This post is sort of a compilation of ideas I have:
1. If the plane was indeed hijacked and the purpose of doing so was to make it immediately crash - then why fly for several hours before crashing? IMO
the plane was likely going somewhere so that its passengers or the aircraft itself could be used for other purposes, like flying it into a building,
or taking hostages.
2. Obviously it either crashed or landed. Perhaps if it were a terrorist attack then it did not complete its mission thus those responsible are not
claiming responsibility. Or elements of the crew did it and have claimed responsibility (i.e. a note) and the Malaysia government isn't being
forthcoming. Perhaps that explains the communication problems that Malaysian government has been criticized of.
3. Australia has JORN
which should have been able to detect the aircraft if
it approached mainland Australia. There are other radar networks too. I mean I would hope my own defense force would be able to detect something like
that and if they did detect it, be forthcoming enough to acknowledge that. So I doubt it landed or crashed in Australia or very close to it.
4. 777 has a max certified altitude of about 43,100 feet. Above that either the plane either climbs very slowly, the cabin pressure reaches a too high
altitude that's not comfortable for passengers, or the margin between stall and overspeed becomes too small. I don't think it's impossible for the
plane to fly at 45,000 feet but the real question is why would you try? I think it's equally as likely that the 45,000 figure was reported because
it's a more round number than 43,000 feet or the plane at 45,000 feet was unrelated and misidentified as being MH370.

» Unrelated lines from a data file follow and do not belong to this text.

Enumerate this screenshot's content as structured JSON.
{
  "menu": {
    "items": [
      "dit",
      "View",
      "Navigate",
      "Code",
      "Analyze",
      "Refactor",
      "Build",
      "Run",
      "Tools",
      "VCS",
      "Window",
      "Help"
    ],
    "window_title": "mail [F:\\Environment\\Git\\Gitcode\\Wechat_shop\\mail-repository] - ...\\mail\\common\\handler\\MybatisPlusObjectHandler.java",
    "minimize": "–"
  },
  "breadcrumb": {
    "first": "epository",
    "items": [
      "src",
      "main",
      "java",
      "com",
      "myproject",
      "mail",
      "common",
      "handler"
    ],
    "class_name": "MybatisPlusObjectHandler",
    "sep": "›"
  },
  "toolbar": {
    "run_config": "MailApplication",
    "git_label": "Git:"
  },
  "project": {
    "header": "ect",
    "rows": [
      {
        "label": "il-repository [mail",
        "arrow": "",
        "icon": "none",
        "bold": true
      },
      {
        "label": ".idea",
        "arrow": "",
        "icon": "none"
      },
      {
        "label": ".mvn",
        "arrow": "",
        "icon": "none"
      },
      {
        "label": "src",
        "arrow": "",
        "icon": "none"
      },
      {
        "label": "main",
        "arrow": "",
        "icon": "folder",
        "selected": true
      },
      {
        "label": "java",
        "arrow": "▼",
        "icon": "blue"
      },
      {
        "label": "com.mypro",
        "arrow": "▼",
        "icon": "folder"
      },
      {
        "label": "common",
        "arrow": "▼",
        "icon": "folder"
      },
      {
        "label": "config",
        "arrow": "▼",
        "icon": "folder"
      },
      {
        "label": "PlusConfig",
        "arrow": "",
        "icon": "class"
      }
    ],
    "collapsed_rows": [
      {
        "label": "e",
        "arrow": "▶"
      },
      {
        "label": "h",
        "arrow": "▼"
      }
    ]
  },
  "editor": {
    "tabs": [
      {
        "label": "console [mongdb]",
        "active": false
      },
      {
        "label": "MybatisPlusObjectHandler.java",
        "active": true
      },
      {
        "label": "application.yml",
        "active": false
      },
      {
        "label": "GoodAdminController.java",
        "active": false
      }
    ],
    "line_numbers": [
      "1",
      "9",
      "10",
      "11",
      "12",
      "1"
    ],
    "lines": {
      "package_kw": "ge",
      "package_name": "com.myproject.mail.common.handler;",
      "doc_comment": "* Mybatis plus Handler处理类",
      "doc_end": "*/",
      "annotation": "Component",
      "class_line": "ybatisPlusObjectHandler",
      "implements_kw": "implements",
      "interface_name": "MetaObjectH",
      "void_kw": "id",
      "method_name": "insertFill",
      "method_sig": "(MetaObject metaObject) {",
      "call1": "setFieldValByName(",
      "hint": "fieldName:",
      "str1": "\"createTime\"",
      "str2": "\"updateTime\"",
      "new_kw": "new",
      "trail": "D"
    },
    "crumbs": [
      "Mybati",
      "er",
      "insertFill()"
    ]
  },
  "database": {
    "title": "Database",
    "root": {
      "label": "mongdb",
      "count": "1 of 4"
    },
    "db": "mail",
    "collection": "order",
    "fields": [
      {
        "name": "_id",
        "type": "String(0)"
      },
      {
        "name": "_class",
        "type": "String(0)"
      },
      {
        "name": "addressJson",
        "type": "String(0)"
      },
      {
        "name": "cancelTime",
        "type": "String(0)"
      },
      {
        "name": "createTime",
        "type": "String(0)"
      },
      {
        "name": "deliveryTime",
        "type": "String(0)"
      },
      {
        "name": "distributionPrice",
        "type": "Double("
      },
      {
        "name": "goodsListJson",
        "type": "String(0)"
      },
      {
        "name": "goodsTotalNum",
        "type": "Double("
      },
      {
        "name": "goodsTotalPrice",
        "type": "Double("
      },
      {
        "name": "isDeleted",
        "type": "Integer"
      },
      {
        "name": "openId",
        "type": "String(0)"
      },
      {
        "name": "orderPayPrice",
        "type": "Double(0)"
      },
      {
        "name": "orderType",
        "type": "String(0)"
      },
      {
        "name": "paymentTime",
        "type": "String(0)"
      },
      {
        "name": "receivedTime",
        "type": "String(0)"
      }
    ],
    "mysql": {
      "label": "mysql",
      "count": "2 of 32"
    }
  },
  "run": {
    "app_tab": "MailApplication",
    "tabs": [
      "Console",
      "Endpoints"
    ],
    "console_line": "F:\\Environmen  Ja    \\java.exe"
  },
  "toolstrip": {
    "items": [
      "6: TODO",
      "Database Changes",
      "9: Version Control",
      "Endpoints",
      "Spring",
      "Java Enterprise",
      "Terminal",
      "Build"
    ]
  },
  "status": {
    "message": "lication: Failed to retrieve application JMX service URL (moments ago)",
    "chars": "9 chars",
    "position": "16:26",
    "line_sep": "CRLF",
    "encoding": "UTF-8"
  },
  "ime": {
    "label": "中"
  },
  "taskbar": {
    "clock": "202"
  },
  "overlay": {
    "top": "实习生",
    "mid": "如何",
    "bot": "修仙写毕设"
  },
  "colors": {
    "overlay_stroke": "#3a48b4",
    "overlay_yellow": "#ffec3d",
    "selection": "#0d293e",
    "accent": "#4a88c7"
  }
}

Also jet aircraft usually have an optimum altitude to fly at for best efficiency, usually this only reaches the max certified altitude if they're very
light (i.e. low payload, low on fuel).
5. Perhaps the situation is ongoing and the details have not been divulged by the Malaysian government. Or it's a coverup involving Malaysian
government. Again, perhaps this explains the communication problems that Malaysian government has been criticized of.
6. I like the idea of aircraft sending position updates to a satellite, that cannot be turned off, so that finding the aircraft can occur much more
quickly. AF447 was also difficult to find. Future aircraft should incorporate this IMO.
7. I saw rumors that the plane purposefully flew a route that avoided detection. This would probably need a lot of planning perhaps with some help by
e.g. an intelligence service, but it might also be possible for a very determined individual to achieve (there are maps online that show SAM positions
all around the world).
8. Perhaps defense forces in the region are reluctant to give out their capabilities by saying they did or did not track the jet. Also if it did
indeed crash into land, it would probably be an embarrassment to the nation that it crashed in if they didn't tell the world immediately. It would be
mean that they cannot defend, control, or even track their own airspace. For this reason I think it's more likely that the plane crashed into the sea
for whatever reason, maybe unable to complete its nefarious mission? I don't think a pilot would deliberately fly for hours only to purposefully crash
into the sea...
This is still a complete mystery... the only thing that is likely was that it was hijacked and flew for several hours. Thoughts?